Intraoperative Localization:
Use of a gamma probe to detect areas of increased sestamibi uptake corresponding to the hyperfunctioning parathyroid tissue
Careful dissection in the vicinity of the detected uptake.
Excision And Confirmation:
Targeted excision of the identified abnormal parathyroid gland
Intraoperative PTH (ioPTH) monitoring is crucial to confirm successful removal of all hyperfunctioning tissue
Confirmation of gland viability and absence of gross malignancy.
Closure:
Hemostasis achieved
Minimal drain placement if any
Layered closure of the incision.
Postoperative Care
Monitoring:
Close monitoring of serum calcium and iPTH levels within hours postoperatively
Assessment for signs and symptoms of hypocalcemia (e.g., tetany, paresthesias).

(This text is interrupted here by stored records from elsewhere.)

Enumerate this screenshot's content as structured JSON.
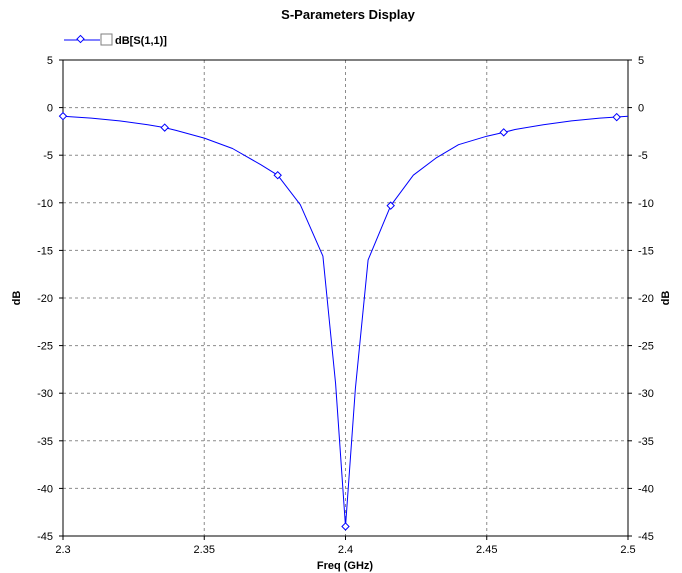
{
  "chart_data": {
    "type": "line",
    "title": "S-Parameters Display",
    "xlabel": "Freq (GHz)",
    "ylabel": "dB",
    "ylabel_right": "dB",
    "xlim": [
      2.3,
      2.5
    ],
    "ylim": [
      -45,
      5
    ],
    "x_ticks": [
      2.3,
      2.35,
      2.4,
      2.45,
      2.5
    ],
    "x_tick_labels": [
      "2.3",
      "2.35",
      "2.4",
      "2.45",
      "2.5"
    ],
    "y_ticks": [
      5,
      0,
      -5,
      -10,
      -15,
      -20,
      -25,
      -30,
      -35,
      -40,
      -45
    ],
    "y_tick_labels": [
      "5",
      "0",
      "-5",
      "-10",
      "-15",
      "-20",
      "-25",
      "-30",
      "-35",
      "-40",
      "-45"
    ],
    "grid": true,
    "legend_position": "top-left",
    "series": [
      {
        "name": "dB[S(1,1)]",
        "color": "#0000ff",
        "x": [
          2.3,
          2.31,
          2.32,
          2.33,
          2.336,
          2.34,
          2.35,
          2.36,
          2.37,
          2.376,
          2.384,
          2.392,
          2.3965,
          2.4,
          2.4035,
          2.408,
          2.416,
          2.424,
          2.432,
          2.44,
          2.45,
          2.456,
          2.46,
          2.47,
          2.48,
          2.49,
          2.5
        ],
        "y": [
          -0.9,
          -1.1,
          -1.4,
          -1.8,
          -2.1,
          -2.4,
          -3.2,
          -4.3,
          -6.0,
          -7.1,
          -10.2,
          -15.6,
          -29.0,
          -44.0,
          -29.5,
          -16.0,
          -10.3,
          -7.1,
          -5.3,
          -3.9,
          -3.0,
          -2.6,
          -2.3,
          -1.8,
          -1.4,
          -1.1,
          -0.9
        ]
      }
    ],
    "markers": [
      {
        "x": 2.3,
        "y": -0.9
      },
      {
        "x": 2.336,
        "y": -2.1
      },
      {
        "x": 2.376,
        "y": -7.1
      },
      {
        "x": 2.4,
        "y": -44.0
      },
      {
        "x": 2.416,
        "y": -10.3
      },
      {
        "x": 2.456,
        "y": -2.6
      },
      {
        "x": 2.496,
        "y": -1.0
      }
    ]
  }
}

Management Of Hypocalcemia:
Intravenous calcium administration for symptomatic hypocalcemia
Oral calcium and vitamin D supplementation for persistent or mild hypocalcemia
Gradual weaning of supplementation as serum calcium normalizes.
Pain Management:
Standard analgesia as required
Patients typically experience minimal postoperative pain.
Discharge Criteria:
Stable serum calcium levels, absence of significant hypocalcemia symptoms, ability to tolerate oral intake, and minimal incisional pain
Typically discharged within 24-48 hours.
Complications
Early Complications:
Transient or persistent hypocalcemia
Recurrent laryngeal nerve injury (hoarseness, vocal cord dysfunction)
Hematoma formation
Wound infection
Seroma formation.
Late Complications:
Persistent or recurrent hyperparathyroidism due to missed hyperfunctioning glands or hyperplasia
Ectopic parathyroid tissue
Neck scarring.
Prevention Strategies:
Accurate preoperative localization
Meticulous surgical technique with attention to anatomical landmarks and recurrent laryngeal nerve identification
Use of intraoperative PTH monitoring
Careful assessment for multiglandular disease.
Key Points
Exam Focus:
Understanding the role of sestamibi in localization for focused parathyroidectomy
Differentiating between adenoma, hyperplasia, and ectopia
Interpretation of ioPTH levels
Indications and contraindications for minimally invasive parathyroidectomy.
Clinical Pearls:
Always correlate sestamibi findings with ultrasound
A negative sestamibi scan does not exclude a parathyroid adenoma, especially if highly ectopic
Consider SPECT/CT for challenging localizations
Meticulous hemostasis is key in minimally invasive surgery.
Common Mistakes:
Over-reliance on imaging without biochemical correlation
Inadequate assessment for multiglandular disease
Failure to use ioPTH monitoring
Incomplete knowledge of operative anatomy and nerve pathways
Misinterpreting sestamibi uptake in thyroid tissue.